So after almost a year of complaining about the evils of Klout and its minions, I’ve finally been told to put my money where my mouth is. And I’ve accepted the challenge by opting out of Klout.
Make no mistake, this is a business.
As a business, I admire Klout. But I also firmly believe that Klout has deteriorated the value of social communications by shifting the focus from open, transparent social communication for the betterment of the whole to calculated, incentivized communication for the benefit of the individual.
Case in point: Klout broadcasts the fact that your score will go up if you engage with people socially that have a higher score than you. Then they list Twitter followers by highest score so you can work on gaming your own position and earn Perks and bragging rights. In the end, it’s all about you and not the community. And isn’t that the opposite of what social engagement is really all about?
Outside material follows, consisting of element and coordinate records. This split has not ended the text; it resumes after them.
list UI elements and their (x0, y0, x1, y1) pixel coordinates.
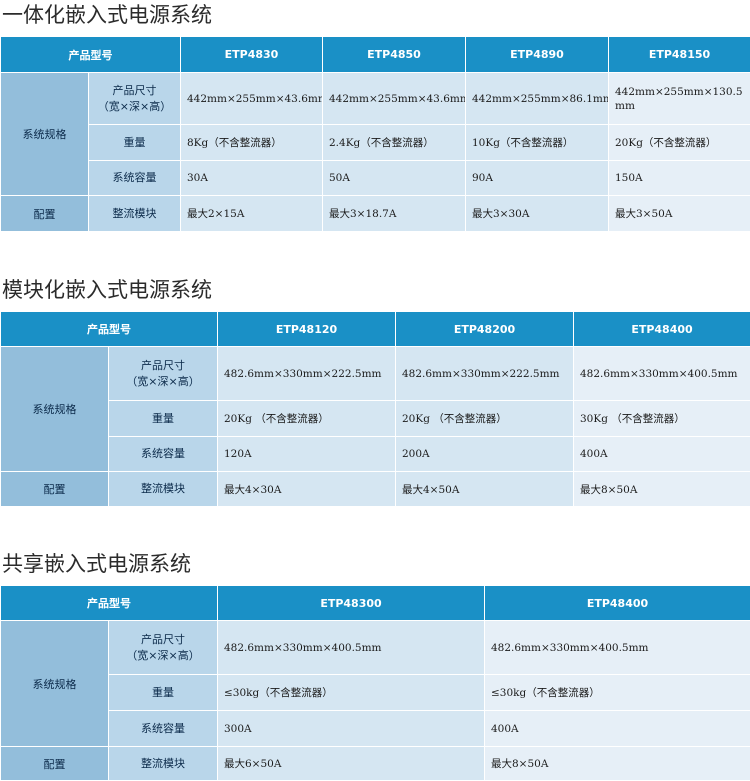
cell-value: 400A (574, 437, 750, 472)
cell-value: 90A (466, 161, 609, 196)
table-row: 重量 ≤30kg（不含整流器） ≤30kg（不含整流器） (1, 675, 750, 711)
cell-value: 10Kg（不含整流器） (466, 125, 609, 161)
cell-value: 482.6mm×330mm×400.5mm (574, 347, 750, 401)
table-row: 系统规格 产品尺寸 （宽×深×高） 482.6mm×330mm×222.5mm … (1, 347, 750, 401)
row-label: 产品尺寸 （宽×深×高） (109, 347, 218, 401)
config-group-label: 配置 (1, 196, 89, 232)
cell-value: 400A (485, 711, 750, 747)
row-label: 重量 (89, 125, 181, 161)
cell-value: 20Kg （不含整流器） (396, 401, 574, 437)
config-group-label: 配置 (1, 472, 109, 507)
model-name: ETP4850 (323, 37, 466, 73)
cell-value: 30Kg （不含整流器） (574, 401, 750, 437)
table-row: 配置 整流模块 最大4×30A 最大4×50A 最大8×50A (1, 472, 750, 507)
cell-value: 最大3×18.7A (323, 196, 466, 232)
cell-value: 20Kg（不含整流器） (609, 125, 750, 161)
cell-value: 200A (396, 437, 574, 472)
cell-value: ≤30kg（不含整流器） (485, 675, 750, 711)
cell-value: 50A (323, 161, 466, 196)
model-name: ETP4830 (181, 37, 323, 73)
modular-system-section: 模块化嵌入式电源系统 产品型号 ETP48120 ETP48200 ETP484… (0, 275, 750, 507)
cell-value: 442mm×255mm×86.1mm (466, 73, 609, 125)
cell-value: 最大8×50A (574, 472, 750, 507)
model-name: ETP48200 (396, 312, 574, 347)
cell-value: 442mm×255mm×43.6mm (323, 73, 466, 125)
header-row: 产品型号 ETP48120 ETP48200 ETP48400 (1, 312, 750, 347)
cell-value: 最大8×50A (485, 747, 750, 781)
row-label: 重量 (109, 401, 218, 437)
cell-value: 150A (609, 161, 750, 196)
table-row: 系统规格 产品尺寸 （宽×深×高） 482.6mm×330mm×400.5mm … (1, 621, 750, 675)
row-label: 系统容量 (89, 161, 181, 196)
cell-value: 2.4Kg（不含整流器） (323, 125, 466, 161)
cell-value: 482.6mm×330mm×400.5mm (485, 621, 750, 675)
row-label: 整流模块 (109, 472, 218, 507)
cell-value: 最大6×50A (218, 747, 485, 781)
cell-value: 442mm×255mm×130.5mm (609, 73, 750, 125)
cell-value: 最大4×50A (396, 472, 574, 507)
row-label: 系统容量 (109, 711, 218, 747)
model-name: ETP48300 (218, 586, 485, 621)
cell-value: 482.6mm×330mm×222.5mm (396, 347, 574, 401)
cell-value: 最大4×30A (218, 472, 396, 507)
cell-value: 120A (218, 437, 396, 472)
table-row: 重量 8Kg（不含整流器） 2.4Kg（不含整流器） 10Kg（不含整流器） 2… (1, 125, 750, 161)
config-group-label: 配置 (1, 747, 109, 781)
table-row: 配置 整流模块 最大2×15A 最大3×18.7A 最大3×30A 最大3×50… (1, 196, 750, 232)
spec-table: 产品型号 ETP48120 ETP48200 ETP48400 系统规格 产品尺… (0, 311, 750, 507)
section-title: 模块化嵌入式电源系统 (0, 275, 750, 311)
row-label: 产品尺寸 （宽×深×高） (109, 621, 218, 675)
model-header-label: 产品型号 (1, 586, 218, 621)
header-row: 产品型号 ETP48300 ETP48400 (1, 586, 750, 621)
cell-value: ≤30kg（不含整流器） (218, 675, 485, 711)
section-title: 共享嵌入式电源系统 (0, 549, 750, 585)
header-row: 产品型号 ETP4830 ETP4850 ETP4890 ETP48150 (1, 37, 750, 73)
table-row: 系统容量 30A 50A 90A 150A (1, 161, 750, 196)
table-row: 系统容量 300A 400A (1, 711, 750, 747)
model-name: ETP48120 (218, 312, 396, 347)
model-name: ETP48150 (609, 37, 750, 73)
cell-value: 30A (181, 161, 323, 196)
table-row: 重量 20Kg （不含整流器） 20Kg （不含整流器） 30Kg （不含整流器… (1, 401, 750, 437)
spec-group-label: 系统规格 (1, 347, 109, 472)
row-label: 产品尺寸 （宽×深×高） (89, 73, 181, 125)
table-row: 系统容量 120A 200A 400A (1, 437, 750, 472)
row-label: 整流模块 (89, 196, 181, 232)
shared-system-section: 共享嵌入式电源系统 产品型号 ETP48300 ETP48400 系统规格 产品… (0, 549, 750, 781)
cell-value: 300A (218, 711, 485, 747)
spec-table: 产品型号 ETP48300 ETP48400 系统规格 产品尺寸 （宽×深×高）… (0, 585, 750, 781)
model-header-label: 产品型号 (1, 37, 181, 73)
spec-group-label: 系统规格 (1, 73, 89, 196)
table-row: 配置 整流模块 最大6×50A 最大8×50A (1, 747, 750, 781)
cell-value: 最大3×50A (609, 196, 750, 232)
cell-value: 最大2×15A (181, 196, 323, 232)
cell-value: 8Kg（不含整流器） (181, 125, 323, 161)
row-label: 重量 (109, 675, 218, 711)
row-label: 整流模块 (109, 747, 218, 781)
cell-value: 442mm×255mm×43.6mm (181, 73, 323, 125)
cell-value: 最大3×30A (466, 196, 609, 232)
model-name: ETP48400 (485, 586, 750, 621)
model-name: ETP4890 (466, 37, 609, 73)
cell-value: 482.6mm×330mm×400.5mm (218, 621, 485, 675)
row-label: 系统容量 (109, 437, 218, 472)
table-row: 系统规格 产品尺寸 （宽×深×高） 442mm×255mm×43.6mm 442… (1, 73, 750, 125)
cell-value: 20Kg （不含整流器） (218, 401, 396, 437)
spec-group-label: 系统规格 (1, 621, 109, 747)
spec-page: 一体化嵌入式电源系统 产品型号 ETP4830 ETP4850 ETP4890 … (0, 0, 750, 770)
section-title: 一体化嵌入式电源系统 (0, 0, 750, 36)
spec-table: 产品型号 ETP4830 ETP4850 ETP4890 ETP48150 系统… (0, 36, 750, 232)
model-header-label: 产品型号 (1, 312, 218, 347)
cell-value: 482.6mm×330mm×222.5mm (218, 347, 396, 401)
model-name: ETP48400 (574, 312, 750, 347)
integrated-system-section: 一体化嵌入式电源系统 产品型号 ETP4830 ETP4850 ETP4890 … (0, 0, 750, 232)
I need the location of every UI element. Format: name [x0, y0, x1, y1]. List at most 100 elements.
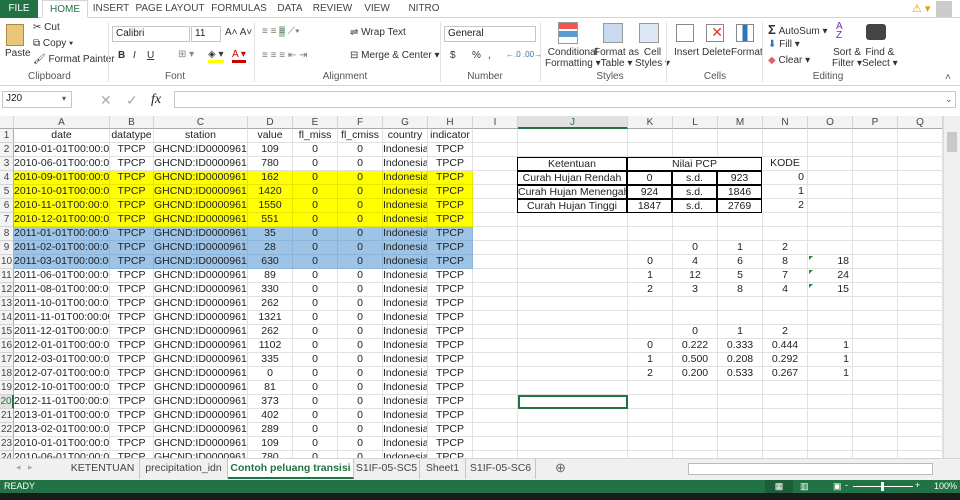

Klout is a business engine powered by thousands of hamsters running on a wheel…and we’re the hamsters. It’s engineered to train people to behave a certain way – and with such frequency – that it can harness the attention generated and sell it to the highest bidder. We hamsters are fed with ego-stroking points and trinkets (Perks) provided that we keep the wheel spinning for them.
So when I consider the business of Klout (and make no mistake, it is a business), I think “Kudos”. Frankly, the entrepreneur in me wishes I was smart enough to have thought of it first.
As a business, I have no issue with Klout.
So what’s the problem?
Well, first it’s the fact that they claim to “measure influence”, which they then qualify with: “uses data from social networks to measure true reach, amplification and network impact”. What they’re really doing is tracking your social metrics. In my mind, there is a disconnect between social metrics and establishing a true indication of influence, which I define as one’s ability to influence the public to purchase products they’d not otherwise purchase or believe things they’d not otherwise believe.
The fact that you become influential by communicating with the few Klout-annointed influencers who have higher scores than you says nothing about your true ability to influence the vast majority who have lower Klout scores. You know…those that you’ve essentially ignored to achieve the higher Klout sore in the first place? Klout now tell us that you’re influential because you’ve engaged a few influencers and not because you’ve influenced the masses. Is it just me or is this backwards?
Secondly, it’s the fact that sheep, er, people believe it. How can a non-scientific concept be measured with a scientific measurement? It’s akin to looking for an answer to the meaning of life by running a Google query. True influence, like beauty is in the eye of the beholder, which is not created by you but bestowed on you by your followers based on unpredictable, inconstant situational factors. Essentially unmeasurable.
Why did I opt out?
My introduction to Klout was just under a year ago when a potential employer asked me what my Klout score was. I didn’t know what they were talking about but I certainly figured it out after I was refused a second interview for a senior marketing role due to my low score (at the time it was somewhere between 34 – 37).
I didn’t realize I had a score before this but the value that people blindly gave it created an impression about my qualifications to perform a marketing job and influence people that the credentials on my resume and recommendations from clients would contradict. However, as sheep do, they followed the herd without thinking and made the judgment call.
In the aftermath of this event, I figured that with no way to opt-out I might as well have the best score possible so I experimented with different engagement techniques and tools to aid in increasing my rank. As a result my score peaked at 75, which by most people’s standards was quite impressive.
What struck me recently was that none of these new engagements, the job I was successful in obtaining nor the many contracts I’ve won and managed since were generated or impacted by my new higher Klout score. The Perks I was offered due to my score had no real value to me and the recognition I was receiving as a result of the score were from people that had absolutely no awareness of my true credentials or skills. So what was the point of the higher Klout score? Trinkets and bragging rights? Driving Klout closer to an IPO? And there’s the A-HA moment. It’s not about me at all. It’s about building up Klout’s business.
The lesson learned was that neither a high nor a low Klout score had any real-life bearing on my abilities to perform my job or quality of real-life connections with my community. Yet, businesses and people continue to put so much faith in – and base too many decisions on – a meaningless set of metrics that really only benefit Klout’s sales.
Klout has lowered the industry standard instead of improving it. So I am taking a stand; I’m jumping off the wheel. I’m taking back my influence and putting it back in the hands of my real-life community.
MY BUSINESS CARD IS MY EXPERIENCE. It is no longer my Klout score.
I’m opting out of Klout. But, I am only one man. I am curious to see who will join me.
Feed Your Community, Not Your Ego
P.S. The person who was hired instead of me, the one with the higher Klout score at the time but less real-life experience….lasted only 5 months.